Creaking comedy

Metro10 April 2012

Mocking the Germans may have a proud lineage in English comedy but, even so, it's hard not to feel a smidgen of discomfort at the relentless stereotyping that occurs in Philip King's 1945 farce.

You can't help but question whether there is a significant difference between the crude references to the war made by English football fans, for which they are rightly castigated, and the shameless mockery of Nazi salutes in this blatant piece of theatrical patriotism.

Still, get past this and there is much to enjoy in Douglas Hodge's otherwise harmlessly silly revival of this quaint, very English farce. Several familiar caricatures of English comedy make appearances: a string of vicars - some genuine (Nicholas Rowe's Rev Lionel Toop), some not; an escaped German POW (Adrian Fear); a buffoonish Army general (Jo Stone-Fewings); a glamorous wife (Nancy Carroll); a drunken village spinster (Julie Legrand) and a cheeky, all-seeing, sharp-tongued housemaid (Natalie Grady).

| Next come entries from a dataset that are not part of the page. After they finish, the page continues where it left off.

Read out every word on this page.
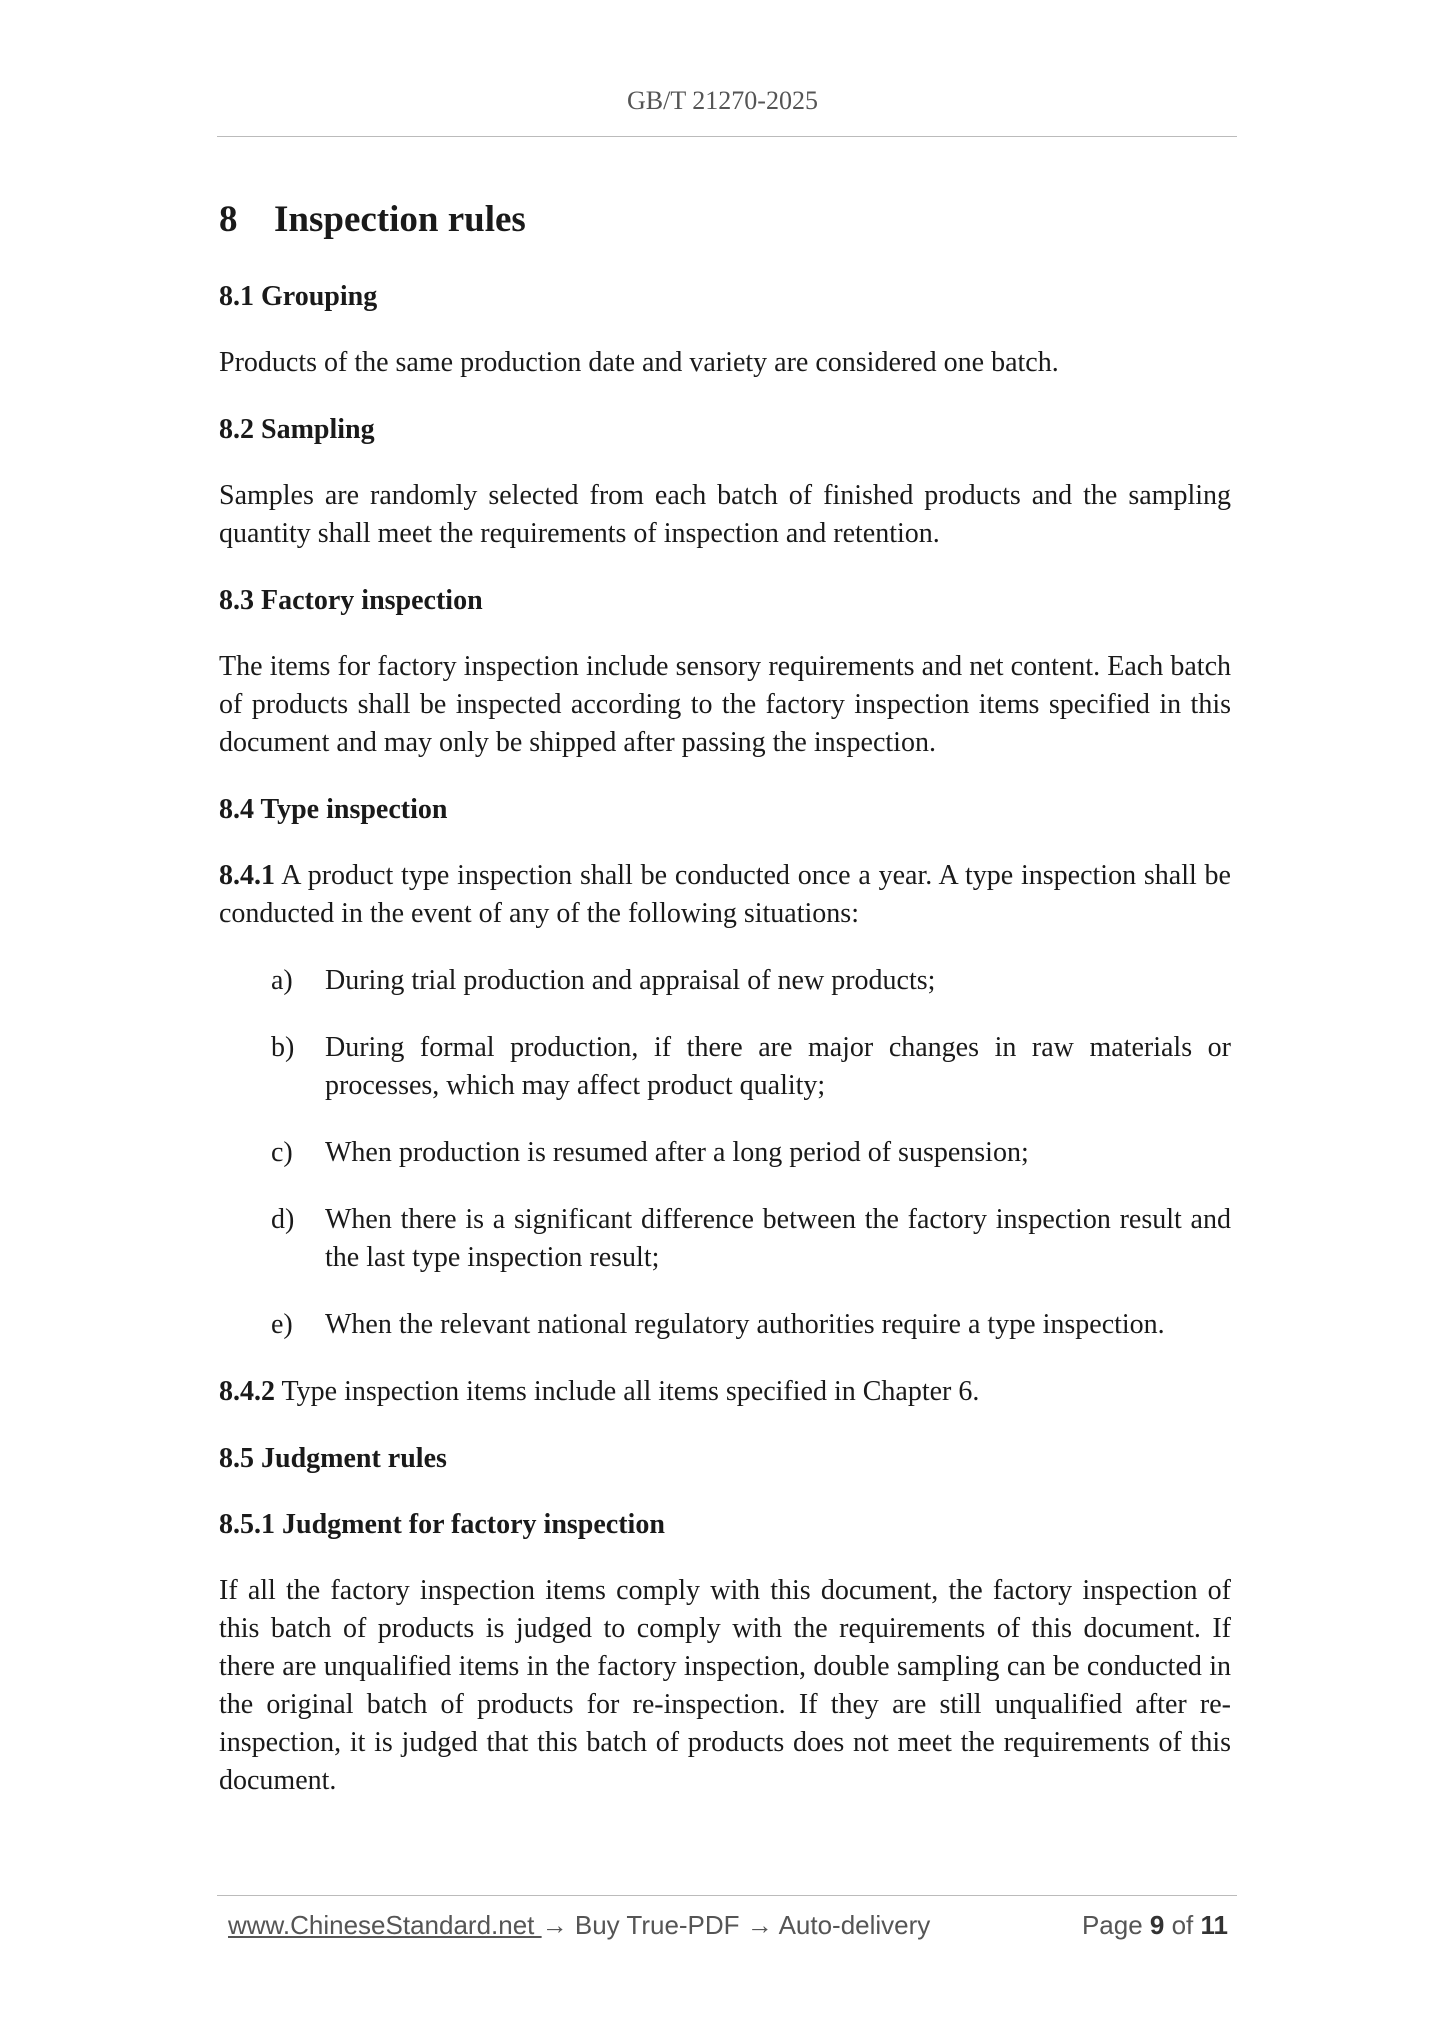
GB/T 21270-2025
8 Inspection rules
8.1 Grouping
Products of the same production date and variety are considered one batch.
8.2 Sampling
Samples are randomly selected from each batch of finished products and the sampling quantity shall meet the requirements of inspection and retention.
8.3 Factory inspection
The items for factory inspection include sensory requirements and net content. Each batch of products shall be inspected according to the factory inspection items specified in this document and may only be shipped after passing the inspection.
8.4 Type inspection
8.4.1 A product type inspection shall be conducted once a year. A type inspection shall be conducted in the event of any of the following situations:
a) During trial production and appraisal of new products;
b) During formal production, if there are major changes in raw materials or processes, which may affect product quality;
c) When production is resumed after a long period of suspension;
d) When there is a significant difference between the factory inspection result and the last type inspection result;
e) When the relevant national regulatory authorities require a type inspection.
8.4.2 Type inspection items include all items specified in Chapter 6.
8.5 Judgment rules
8.5.1 Judgment for factory inspection
If all the factory inspection items comply with this document, the factory inspection of this batch of products is judged to comply with the requirements of this document. If there are unqualified items in the factory inspection, double sampling can be conducted in the original batch of products for re-inspection. If they are still unqualified after re-inspection, it is judged that this batch of products does not meet the requirements of this document.
www.ChineseStandard.net → Buy True-PDF → Auto-delivery	Page 9 of 11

The plot, unhinged as it is, takes a while to get going but, once it does, unravels at an alarming rate. POWs are mistaken for husbands, actors mistaken for vicars, the village crone gets increasingly blathered and cupboards, chests and doors open and close like hyperactive jack-intheboxes.

Several jokes in the first half creak louder than a farm gate but as events become increasingly preposterous, so the comedy becomes correspondingly sublimely surreal. The acting is top notch; the comic timing pitch perfect. It's just a shame so much feels so horribly out of date.